Horror cinema has evolved immensely over the years. New studios and filmmakers are constantly being introduced to the genre, which now seems over-saturated with zombie flicks, found footage shaky cams, and remake after remake after remake. Gone are the days of the most original ideas and the studios that provided them. Thank goodness for the newly remastered versions of said films like Terrence Fisher’s Hammer Films classic, The Gorgon.
A sudden murder case in a small European village sets off an investigation into what is thought to be the cause — a mythological creature. Has the soul of the Gorgon, Megaira, truly returned to turn her victims to stone?
I don’t believe I’ve ever watched a Hammer Films production that I didn’t enjoy. While they all share the same traits — superb acting, great set pieces, creative storylines — they all still manage to keep me enthralled the entire time. Terrence Fisher’s The Gorgon is no different.
Like all other Hammer Films, The Gorgon was filmed in England and features an entirely English cast. Richard Pasco, Barbara Shelley, and Michael Goodliffe, alongside horror film legends, Peter Cushing and Christopher Lee all do an amazing job at portraying their respective characters. Though not rare (the two have starred alongside one another in a countless number of films), it is always a treat to see Lee and Cushing on screen together. No matter what character they are playing, and they’ve played a lot of different ones, they perform remarkably and steal the show.
The Gothic style of these old Hammer Films with their eerie lighting and effectively dark scores is yet to be matched, even to this day. No Hammer film is ever gory or overly bloody, yet they manage to still get the job done, proving that it doesn’t take pure shock value to be an effective horror movie.
In addition to my love of horror, I also have an infatuation with anything relating to ancient mythology, especially that of Greek mythos. The fact that not only does The Gorgon combine both of these loves together, but also does so without using arguably the most popular of the Gorgon sisters, Medusa, as the main subject brings me even more joy. I wish there were more filmmakers out there taking their source material from old stories dealing with either Greek or Roman mythology; There are tons of tales to choose from, any of which have the potential to be rather haunting, if done correctly.

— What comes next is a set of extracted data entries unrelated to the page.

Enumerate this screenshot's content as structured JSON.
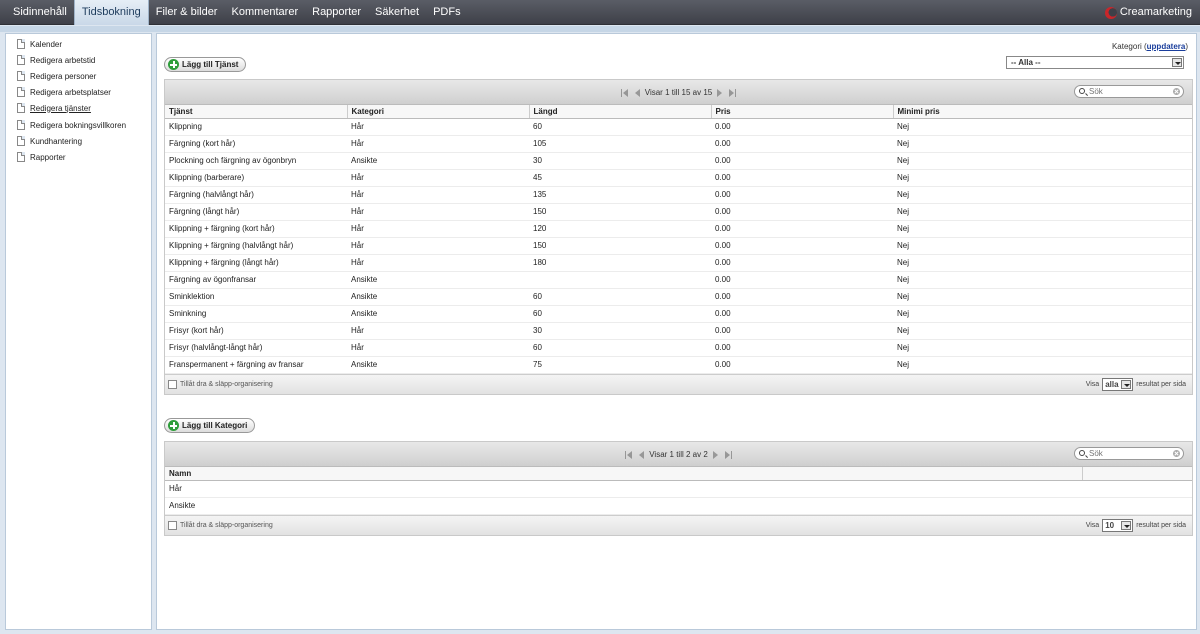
{
  "nav": {
    "tabs": [
      "Sidinnehåll",
      "Tidsbokning",
      "Filer & bilder",
      "Kommentarer",
      "Rapporter",
      "Säkerhet",
      "PDFs"
    ],
    "active_tab": "Tidsbokning",
    "brand": "Creamarketing"
  },
  "sidebar": {
    "items": [
      {
        "label": "Kalender"
      },
      {
        "label": "Redigera arbetstid"
      },
      {
        "label": "Redigera personer"
      },
      {
        "label": "Redigera arbetsplatser"
      },
      {
        "label": "Redigera tjänster",
        "active": true
      },
      {
        "label": "Redigera bokningsvillkoren"
      },
      {
        "label": "Kundhantering"
      },
      {
        "label": "Rapporter"
      }
    ]
  },
  "category_filter": {
    "label": "Kategori",
    "update_link": "uppdatera",
    "selected": "-- Alla --"
  },
  "services": {
    "add_button": "Lägg till Tjänst",
    "pager_text": "Visar 1 till 15 av 15",
    "search_placeholder": "Sök",
    "columns": [
      "Tjänst",
      "Kategori",
      "Längd",
      "Pris",
      "Minimi pris"
    ],
    "rows": [
      [
        "Klippning",
        "Hår",
        "60",
        "0.00",
        "Nej"
      ],
      [
        "Färgning (kort hår)",
        "Hår",
        "105",
        "0.00",
        "Nej"
      ],
      [
        "Plockning och färgning av ögonbryn",
        "Ansikte",
        "30",
        "0.00",
        "Nej"
      ],
      [
        "Klippning (barberare)",
        "Hår",
        "45",
        "0.00",
        "Nej"
      ],
      [
        "Färgning (halvlångt hår)",
        "Hår",
        "135",
        "0.00",
        "Nej"
      ],
      [
        "Färgning (långt hår)",
        "Hår",
        "150",
        "0.00",
        "Nej"
      ],
      [
        "Klippning + färgning (kort hår)",
        "Hår",
        "120",
        "0.00",
        "Nej"
      ],
      [
        "Klippning + färgning (halvlångt hår)",
        "Hår",
        "150",
        "0.00",
        "Nej"
      ],
      [
        "Klippning + färgning (långt hår)",
        "Hår",
        "180",
        "0.00",
        "Nej"
      ],
      [
        "Färgning av ögonfransar",
        "Ansikte",
        "",
        "0.00",
        "Nej"
      ],
      [
        "Sminklektion",
        "Ansikte",
        "60",
        "0.00",
        "Nej"
      ],
      [
        "Sminkning",
        "Ansikte",
        "60",
        "0.00",
        "Nej"
      ],
      [
        "Frisyr (kort hår)",
        "Hår",
        "30",
        "0.00",
        "Nej"
      ],
      [
        "Frisyr (halvlångt-långt hår)",
        "Hår",
        "60",
        "0.00",
        "Nej"
      ],
      [
        "Franspermanent + färgning av fransar",
        "Ansikte",
        "75",
        "0.00",
        "Nej"
      ]
    ],
    "drag_label": "Tillåt dra & släpp-organisering",
    "per_page_prefix": "Visa",
    "per_page_value": "alla",
    "per_page_suffix": "resultat per sida"
  },
  "categories": {
    "add_button": "Lägg till Kategori",
    "pager_text": "Visar 1 till 2 av 2",
    "search_placeholder": "Sök",
    "columns": [
      "Namn"
    ],
    "rows": [
      [
        "Hår"
      ],
      [
        "Ansikte"
      ]
    ],
    "drag_label": "Tillåt dra & släpp-organisering",
    "per_page_prefix": "Visa",
    "per_page_value": "10",
    "per_page_suffix": "resultat per sida"
  }
}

Fisher’s The Gorgon has recently been released on Blu-ray disc as a double feature. Coupled with The Two Faces of Dr. Jekyll, this Hammer Films Double Feature looks and sounds amazing. The video quality is beyond impressive, in turn making the film itself look as if it was produced within the last couple of years. Sadly, there are no extra features accompanying either film in this set, but just seeing them in their newly remastered HD glory is enough for me.
Be sure to pick up a copy on Blu-ray from Mill Creek Entertainment today!
I give this Hammer Film Double Feature Volume One set and The Gorgon 4.5 snake heads out of 5.